What work has been done to identify other groups—Commonwealth citizens or otherwise—who may be at risk? Let me suggest two things the Government can do. First, tens of thousands of children who were either born in the UK or have lived most of their lives here are undocumented. They are entitled by law to British citizenship if they register, but if they cannot register and become citizens, they face exactly the same issues as the Windrush generation. I cannot see how the Home Office can justify charging more than £1,000 for the privilege of registration. Those children are entitled to British citizenship, and they should not be charged to exercise their rights in this country, any more than the Windrush generation should. That must be put right immediately.

Most obviously and urgently, as my hon. Friend the Member for Edinburgh North and Leith (Deidre Brock) said, we must look after the 3 million and more EU nationals in the UK. The Government must urgently update us about their progress in establishing a system for seeking settled status. Regardless of how successful that system eventually proves to be, it is very hard to see how, at the end of the grace period, we can avoid there being tens of thousands—probably hundreds of thousands —of people who have not successfully navigated the system to secure a document proving their status.
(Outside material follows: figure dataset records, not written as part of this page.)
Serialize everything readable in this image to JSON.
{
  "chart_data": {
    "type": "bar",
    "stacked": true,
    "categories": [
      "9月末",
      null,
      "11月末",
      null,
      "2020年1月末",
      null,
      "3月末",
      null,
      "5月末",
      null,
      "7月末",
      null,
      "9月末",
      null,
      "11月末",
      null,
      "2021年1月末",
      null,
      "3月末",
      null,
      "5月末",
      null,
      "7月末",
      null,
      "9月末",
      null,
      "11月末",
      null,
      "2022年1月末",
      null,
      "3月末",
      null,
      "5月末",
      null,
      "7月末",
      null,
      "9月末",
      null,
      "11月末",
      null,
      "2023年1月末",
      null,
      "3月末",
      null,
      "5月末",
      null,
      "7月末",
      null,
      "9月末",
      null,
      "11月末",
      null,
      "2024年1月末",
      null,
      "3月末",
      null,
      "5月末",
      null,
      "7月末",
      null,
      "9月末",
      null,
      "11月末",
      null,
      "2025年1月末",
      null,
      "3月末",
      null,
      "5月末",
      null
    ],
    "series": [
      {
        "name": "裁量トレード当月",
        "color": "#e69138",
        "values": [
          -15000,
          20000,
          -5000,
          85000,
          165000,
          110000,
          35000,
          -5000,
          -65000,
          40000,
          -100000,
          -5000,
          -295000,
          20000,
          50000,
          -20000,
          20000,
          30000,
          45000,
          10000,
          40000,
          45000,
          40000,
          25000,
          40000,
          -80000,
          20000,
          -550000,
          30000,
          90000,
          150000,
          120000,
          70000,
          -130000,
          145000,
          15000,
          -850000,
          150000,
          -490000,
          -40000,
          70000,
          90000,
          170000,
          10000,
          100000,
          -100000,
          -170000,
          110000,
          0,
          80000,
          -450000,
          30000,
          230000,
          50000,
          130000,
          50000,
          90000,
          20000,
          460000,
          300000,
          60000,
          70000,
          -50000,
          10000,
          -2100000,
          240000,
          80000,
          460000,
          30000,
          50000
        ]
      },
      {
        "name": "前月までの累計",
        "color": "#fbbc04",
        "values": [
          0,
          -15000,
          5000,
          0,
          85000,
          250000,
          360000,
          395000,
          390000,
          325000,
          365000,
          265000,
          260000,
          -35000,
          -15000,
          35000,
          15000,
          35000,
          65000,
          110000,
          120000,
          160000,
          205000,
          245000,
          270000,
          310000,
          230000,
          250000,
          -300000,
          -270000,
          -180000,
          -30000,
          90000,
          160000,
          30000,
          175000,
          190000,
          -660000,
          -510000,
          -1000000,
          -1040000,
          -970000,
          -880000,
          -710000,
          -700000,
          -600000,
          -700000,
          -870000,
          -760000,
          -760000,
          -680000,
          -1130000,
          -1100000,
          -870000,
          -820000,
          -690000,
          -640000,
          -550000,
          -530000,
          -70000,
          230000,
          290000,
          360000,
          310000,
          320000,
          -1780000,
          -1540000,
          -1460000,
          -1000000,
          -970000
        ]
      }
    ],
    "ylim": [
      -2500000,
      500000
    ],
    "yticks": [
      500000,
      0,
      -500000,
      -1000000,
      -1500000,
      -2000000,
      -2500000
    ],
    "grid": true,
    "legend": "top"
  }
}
If that happens, it will be Windrush on an even more desperate scale.

Those are the immediate priorities. If Parliament is seriously angry about the hostile environment, it will get down to the business of a root-and-branch review of the Immigration Act 2014 and the Immigration Act 2016. We must indeed start putting in place a system that properly respects people, their human rights and the rule of law. The one we have now too often fails to do so. Windrush is an awful and extreme example, but it is far from the only one.